Integrating mixed reality for enhanced falsification. The incorporation of mixed reality—blending real-world data into simulation environments—can provide an enriched representation of real-world scenarios and environments. It could enhance the discovery of failure modes by factoring in the complex, unstructured data typically encountered in real-world situations. However, integrating such large-scale data into the simulator presents significant technical challenges. This area calls for extensive research to devise algorithms capable of processing this data and facilitating more effective falsification process.
Interpretability and transparency in simulation-driven falsification. With the growing complexity of machine learning models, ensuring transparency and interpretability of decisions is becoming increasingly important in safety-critical applications (Carvalho, Pereira, and Cardoso 2019). To address this in the context of simulation-driven falsification, future work could focus on developing advanced visualization techniques for these simulations. These tools would not only illustrate how different scenarios lead to different outcomes but also show how alterations in the learning-enabled system’s behavior can mitigate failure modes. Enhanced transparency can thus guide developers and stakeholders in making more informed decisions during the safety validation process. This level of interpretability can also bolster the confidence in using LECs in safety-critical applications, as a clear understanding of why a system fails or passes a falsification test can be instrumental in evaluating its readiness for deployment.
In this article, we have explored the significant role that fidelity in simulators plays in the safety validation of LECs used in safety-critical applications. We outlined two research directions focused on deepening our understanding of the role of fidelity, each contributing to a novel perspective on how to approach this problem. The first direction proposed an approach for multifidelity simulation-driven falsification, where the goal is to strategically use different levels of fidelity. By doing so, we can significantly reduce the number of computationally expensive simulations required for the safety evaluation of LECs. In the second direction, we delved into an approach for joint falsification and fidelity settings optimization. This approach synthesizes the process of falsifying safety properties with the optimization of fidelity levels within the simulation environment. It allows for a more subtle exploration of the design space, where the adjustment of fidelity settings is aligned with the objective of minimizing discrepancies between low- and high-fidelity simulators. Beyond our primary contributions, we also provided an outlook on the future of this research area, identifying potential advancements and challenges that may arise as the field continues to evolve.

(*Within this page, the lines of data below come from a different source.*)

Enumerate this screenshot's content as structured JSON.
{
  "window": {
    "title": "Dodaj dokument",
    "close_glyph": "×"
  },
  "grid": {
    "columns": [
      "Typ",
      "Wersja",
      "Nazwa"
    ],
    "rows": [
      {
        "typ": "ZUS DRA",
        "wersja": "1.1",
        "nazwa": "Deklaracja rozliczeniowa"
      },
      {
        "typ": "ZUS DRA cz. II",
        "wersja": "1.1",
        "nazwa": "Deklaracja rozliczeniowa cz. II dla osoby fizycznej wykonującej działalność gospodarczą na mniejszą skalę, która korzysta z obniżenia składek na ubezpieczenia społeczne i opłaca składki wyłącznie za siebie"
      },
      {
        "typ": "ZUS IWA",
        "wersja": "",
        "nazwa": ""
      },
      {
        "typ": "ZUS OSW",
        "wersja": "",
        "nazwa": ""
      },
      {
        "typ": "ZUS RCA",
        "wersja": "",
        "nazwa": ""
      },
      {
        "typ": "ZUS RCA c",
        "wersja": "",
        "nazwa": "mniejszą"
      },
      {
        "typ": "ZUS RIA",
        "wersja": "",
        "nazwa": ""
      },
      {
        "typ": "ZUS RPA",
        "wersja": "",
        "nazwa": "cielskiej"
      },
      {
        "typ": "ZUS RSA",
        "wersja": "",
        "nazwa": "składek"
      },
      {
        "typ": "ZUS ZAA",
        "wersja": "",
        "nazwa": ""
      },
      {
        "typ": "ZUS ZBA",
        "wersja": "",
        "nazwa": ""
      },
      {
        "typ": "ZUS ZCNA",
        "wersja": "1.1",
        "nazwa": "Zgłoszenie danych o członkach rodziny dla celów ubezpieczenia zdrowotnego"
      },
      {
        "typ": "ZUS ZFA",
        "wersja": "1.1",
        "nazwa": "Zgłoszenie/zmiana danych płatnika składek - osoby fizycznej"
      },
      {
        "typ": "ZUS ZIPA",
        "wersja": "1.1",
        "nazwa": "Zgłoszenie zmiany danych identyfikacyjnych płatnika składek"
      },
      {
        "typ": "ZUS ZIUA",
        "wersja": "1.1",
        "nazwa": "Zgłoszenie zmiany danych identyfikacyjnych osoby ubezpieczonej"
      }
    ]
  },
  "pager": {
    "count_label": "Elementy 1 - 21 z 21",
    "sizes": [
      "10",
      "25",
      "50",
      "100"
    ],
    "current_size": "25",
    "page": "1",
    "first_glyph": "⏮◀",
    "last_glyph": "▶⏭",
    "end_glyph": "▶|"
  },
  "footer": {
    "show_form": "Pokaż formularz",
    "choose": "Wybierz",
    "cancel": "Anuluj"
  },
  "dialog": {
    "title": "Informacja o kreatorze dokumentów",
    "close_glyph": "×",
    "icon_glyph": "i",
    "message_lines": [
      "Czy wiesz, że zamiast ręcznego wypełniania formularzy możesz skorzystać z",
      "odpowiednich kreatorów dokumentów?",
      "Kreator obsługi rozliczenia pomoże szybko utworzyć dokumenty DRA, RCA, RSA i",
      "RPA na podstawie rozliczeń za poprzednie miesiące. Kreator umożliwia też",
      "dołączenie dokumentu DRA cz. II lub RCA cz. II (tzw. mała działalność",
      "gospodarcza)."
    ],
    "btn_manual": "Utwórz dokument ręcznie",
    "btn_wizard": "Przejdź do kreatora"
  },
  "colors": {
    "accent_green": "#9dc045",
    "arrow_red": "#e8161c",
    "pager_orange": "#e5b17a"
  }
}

This research was supported in part by the National Science Foundation (NSF) under Award No. 2132060 and the Federal Aviation Administration (FAA) under Contract No. 692M15-21-T-00022.
CONFLICT OF INTEREST STATEMENT
The author declares that there is no conflict.
- Ali Baheri is an Assistant Professor of Mechanical Engineering at the Rochester Institute of Technology. Before joining RIT, he was a Visiting Scholar at Stanford University. Prior to that, he served as an Assistant Professor (in the research track) at West Virginia University. He received his Ph.D. from the University of North Carolina at Charlotte in 2018. His lab focuses on research at the intersection of autonomy, controls, and machine learning, with the ultimate goal being the advancement of safe, certified, and efficient autonomous systems.